Check out the latest paper and press release on our research into physiological interactions between a synthetic consortium of the marine alga, Nannochloropsis oceanica, and the terrestrial fungus, Mortierella elongata. These organisms interact in ways that boost their oil production that can be harvested for human use in biofuels, nutrition, cosmetics and biotechnology. 

Author: Abby Bryson
Date Posted: 01-11-2019



Biosustainable and green production of chemical leads for therapeutics: Study accepted in special issue of Planta dedicated to isoprenoids

“Engineering modular diterpene biosynthetic pathways in Physcomitrella patens” by Aparajita Banerjee, Jonathan A. Arnesen, Daniel Moser*, Balindile B. Motsa*, Sean R. Johnson, and Bjoern Hamberger (*outstanding undergraduate students of the team)

Published November 26th, 2018: DOI 10.1007/s00425-018-3053-0

Industrial interest in diterpenoids stems from equally broad applications such as renewable feedstocks, inks, tackifiers, flavors and nutraceuticals, fragrances, and on the far end of the value-spectrum, therapeutics. However, access to these biomaterials is limited by the native sources, where they often accumulate as part of complex mixtures of related but undesired compounds, or because formal (petro)-chemical synthesis is an economic and environmental challenge.

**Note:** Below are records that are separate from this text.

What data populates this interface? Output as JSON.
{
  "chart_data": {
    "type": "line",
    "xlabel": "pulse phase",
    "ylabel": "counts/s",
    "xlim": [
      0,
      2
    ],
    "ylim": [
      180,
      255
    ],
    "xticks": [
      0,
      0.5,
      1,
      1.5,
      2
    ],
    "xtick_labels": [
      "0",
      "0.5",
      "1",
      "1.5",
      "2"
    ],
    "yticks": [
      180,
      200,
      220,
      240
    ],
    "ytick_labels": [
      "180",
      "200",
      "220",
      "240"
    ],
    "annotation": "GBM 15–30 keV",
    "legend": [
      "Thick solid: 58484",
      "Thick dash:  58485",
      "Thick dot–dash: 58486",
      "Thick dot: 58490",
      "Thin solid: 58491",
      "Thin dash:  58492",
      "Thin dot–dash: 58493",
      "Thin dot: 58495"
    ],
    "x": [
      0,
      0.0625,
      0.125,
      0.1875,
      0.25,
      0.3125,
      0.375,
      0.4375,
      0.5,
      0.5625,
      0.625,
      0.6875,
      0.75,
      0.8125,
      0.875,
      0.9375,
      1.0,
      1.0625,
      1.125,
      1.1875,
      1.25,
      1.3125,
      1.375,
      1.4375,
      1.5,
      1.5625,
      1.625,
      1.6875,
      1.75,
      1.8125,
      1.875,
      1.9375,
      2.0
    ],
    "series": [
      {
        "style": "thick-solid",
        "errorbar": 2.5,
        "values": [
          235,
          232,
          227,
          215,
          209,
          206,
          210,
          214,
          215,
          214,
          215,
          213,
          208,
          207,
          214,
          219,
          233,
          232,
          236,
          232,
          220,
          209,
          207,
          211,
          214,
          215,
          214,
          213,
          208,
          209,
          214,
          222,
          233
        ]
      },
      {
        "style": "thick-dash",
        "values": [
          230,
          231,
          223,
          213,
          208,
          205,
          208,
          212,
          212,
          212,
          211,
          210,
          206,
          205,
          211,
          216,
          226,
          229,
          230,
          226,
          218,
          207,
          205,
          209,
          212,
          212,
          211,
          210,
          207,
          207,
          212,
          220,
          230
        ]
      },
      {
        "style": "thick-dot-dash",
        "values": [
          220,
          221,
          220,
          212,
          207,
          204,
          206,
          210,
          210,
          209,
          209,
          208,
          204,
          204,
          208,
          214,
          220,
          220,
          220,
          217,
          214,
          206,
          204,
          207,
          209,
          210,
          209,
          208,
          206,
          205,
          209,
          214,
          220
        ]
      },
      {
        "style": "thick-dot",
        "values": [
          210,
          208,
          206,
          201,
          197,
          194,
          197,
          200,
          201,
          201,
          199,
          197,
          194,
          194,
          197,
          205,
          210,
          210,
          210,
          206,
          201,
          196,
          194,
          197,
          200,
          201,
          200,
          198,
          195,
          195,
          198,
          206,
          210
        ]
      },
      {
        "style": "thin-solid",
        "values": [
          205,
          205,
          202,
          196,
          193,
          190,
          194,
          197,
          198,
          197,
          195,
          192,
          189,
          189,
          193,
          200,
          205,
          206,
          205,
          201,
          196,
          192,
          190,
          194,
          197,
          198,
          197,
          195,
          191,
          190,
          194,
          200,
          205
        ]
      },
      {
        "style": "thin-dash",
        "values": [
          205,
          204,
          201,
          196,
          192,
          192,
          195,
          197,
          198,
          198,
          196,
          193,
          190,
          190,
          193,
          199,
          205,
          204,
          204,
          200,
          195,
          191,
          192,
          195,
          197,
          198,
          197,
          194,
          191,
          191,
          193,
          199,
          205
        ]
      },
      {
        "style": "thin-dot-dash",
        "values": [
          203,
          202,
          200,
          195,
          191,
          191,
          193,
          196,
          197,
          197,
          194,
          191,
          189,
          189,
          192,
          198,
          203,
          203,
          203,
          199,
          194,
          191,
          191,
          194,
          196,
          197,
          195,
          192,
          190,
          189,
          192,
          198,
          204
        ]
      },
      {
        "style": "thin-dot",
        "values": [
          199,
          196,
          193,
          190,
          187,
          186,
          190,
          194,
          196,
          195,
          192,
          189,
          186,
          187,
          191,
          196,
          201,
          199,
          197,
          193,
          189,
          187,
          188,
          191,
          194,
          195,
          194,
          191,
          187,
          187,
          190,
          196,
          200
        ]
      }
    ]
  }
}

This study driven by postdoc Aparajita Banerjee and MSc student Jonathan Arnesen, members of the Hamberger team (Department of Biochemistry and Molecular Biology, MSU) investigated the installation of modern pathways to higher plant specialized metabolites, diterpenes, in the ancient land plant lineage, the moss Physcomitrella. From biotechnological perspective Physcomitrella is an intriguing system, as the lineage is 450 MY old and evolution of even simple terpenes, such as the ubiquitous phytohormones Gibberellic acid, has not happened yet. Also, like in yeast, or mice, genome editing is conveniently done by homologous recombination, which is not feasible in any other plant.

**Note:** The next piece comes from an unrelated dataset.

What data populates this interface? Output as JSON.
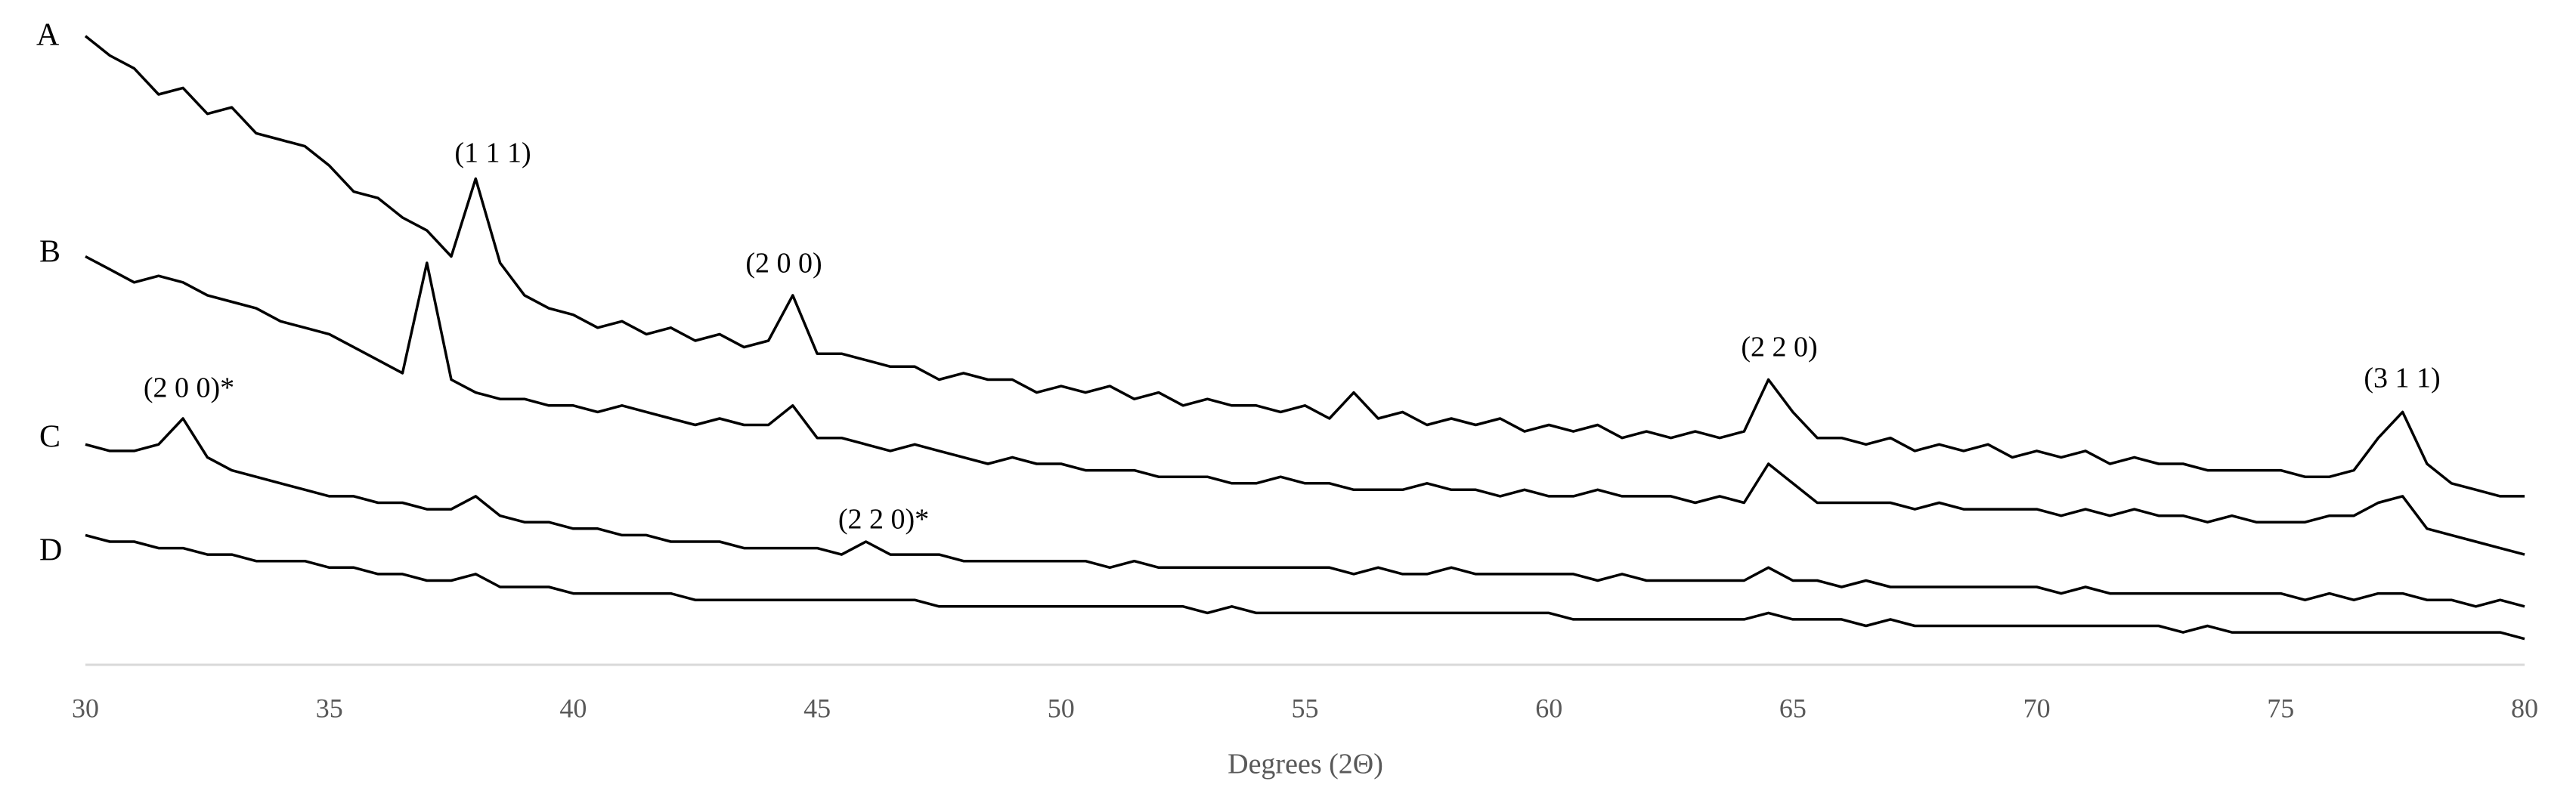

Figure: Terpene production in stably engineered plant system.

   

From left to right:

  • Moss photobioreactor for terpene production,
  • Manoyl oxide, precursor of the pharmaceutical forskolin,
  • Yellow Fluorescent Protein marker, integrated in retroelement locus in the moss genome,
  • Go green! (one moss at a time, credit: another outstanding undergraduate student, Emily Lockwood).

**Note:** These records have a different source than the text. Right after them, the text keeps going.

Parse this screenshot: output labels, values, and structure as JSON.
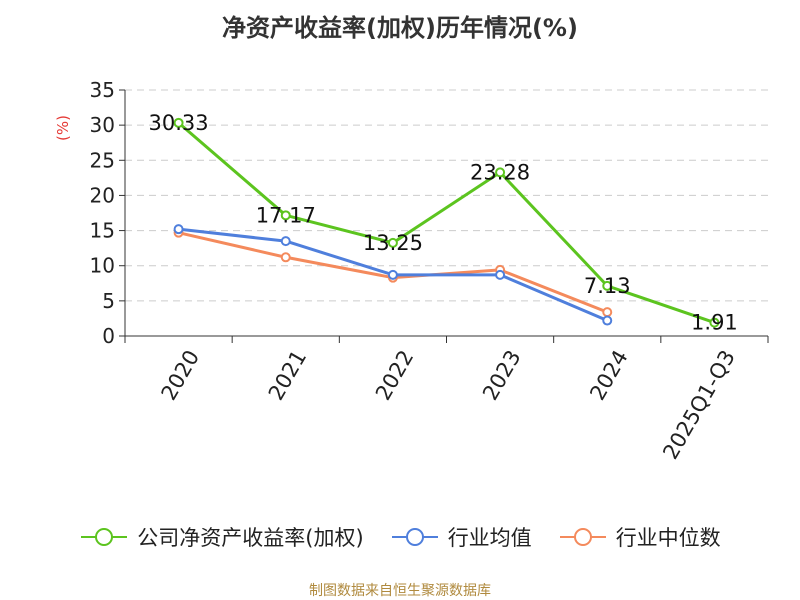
{
  "title": "净资产收益率(加权)历年情况(%)",
  "source": "制图数据来自恒生聚源数据库",
  "colors": {
    "company": "#5cc41f",
    "industry_avg": "#4f7fdc",
    "industry_median": "#f48a5c",
    "grid": "#cccccc",
    "axis": "#333333",
    "unit": "#e53935"
  },
  "chart_data": {
    "type": "line",
    "title": "净资产收益率(加权)历年情况(%)",
    "ylabel": "(%)",
    "categories": [
      "2020",
      "2021",
      "2022",
      "2023",
      "2024",
      "2025Q1-Q3"
    ],
    "ylim": [
      0,
      35
    ],
    "yticks": [
      0,
      5,
      10,
      15,
      20,
      25,
      30,
      35
    ],
    "grid": true,
    "legend_position": "bottom",
    "series": [
      {
        "name": "公司净资产收益率(加权)",
        "values": [
          30.33,
          17.17,
          13.25,
          23.28,
          7.13,
          1.91
        ],
        "labels": [
          "30.33",
          "17.17",
          "13.25",
          "23.28",
          "7.13",
          "1.91"
        ]
      },
      {
        "name": "行业均值",
        "values": [
          15.2,
          13.5,
          8.7,
          8.7,
          2.2,
          null
        ]
      },
      {
        "name": "行业中位数",
        "values": [
          14.7,
          11.2,
          8.3,
          9.4,
          3.4,
          null
        ]
      }
    ]
  }
}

These features prompted the team to develop a modular plug & play system to equip Physcomitrella in stably transformed lines with several pathways to modern terpenes by targeted genome engineering. These now accumulate modern land plant diterpenes. And just because it was hypothetically possible, Banerjee and Arnesen went a step further, targeting highly abundant long-terminal retro-transposons, considered “selfish” copy-and-paste DNA elements making up about half of the Physcomitrella genome, and also common in higher plants. While the fluorescent marker landed right in the retroelement locus, the far more advanced terpene pathways revealed that this new system is more complex and will need more work than initially anticipated.

Author: Abby Bryson
Date Posted: 11-26-2018



Mortierella hyphae within P. patens cells

Hyphae in a Plant Cell

A true dimension of Biodiversity: fungi growing inside the cells of plants. The moss in this image is from an experiment being conducted by Davis Mathieu (Hamberger) and Abigail Bryson (Bonito). The moss pictured here, Physcomitrella patens, was grown for six weeks with Mortierella sp. The moss tissue was cleared overnight using 10% KOH and then stained with Cotton Blue, a chitin stain. This image is 1000X.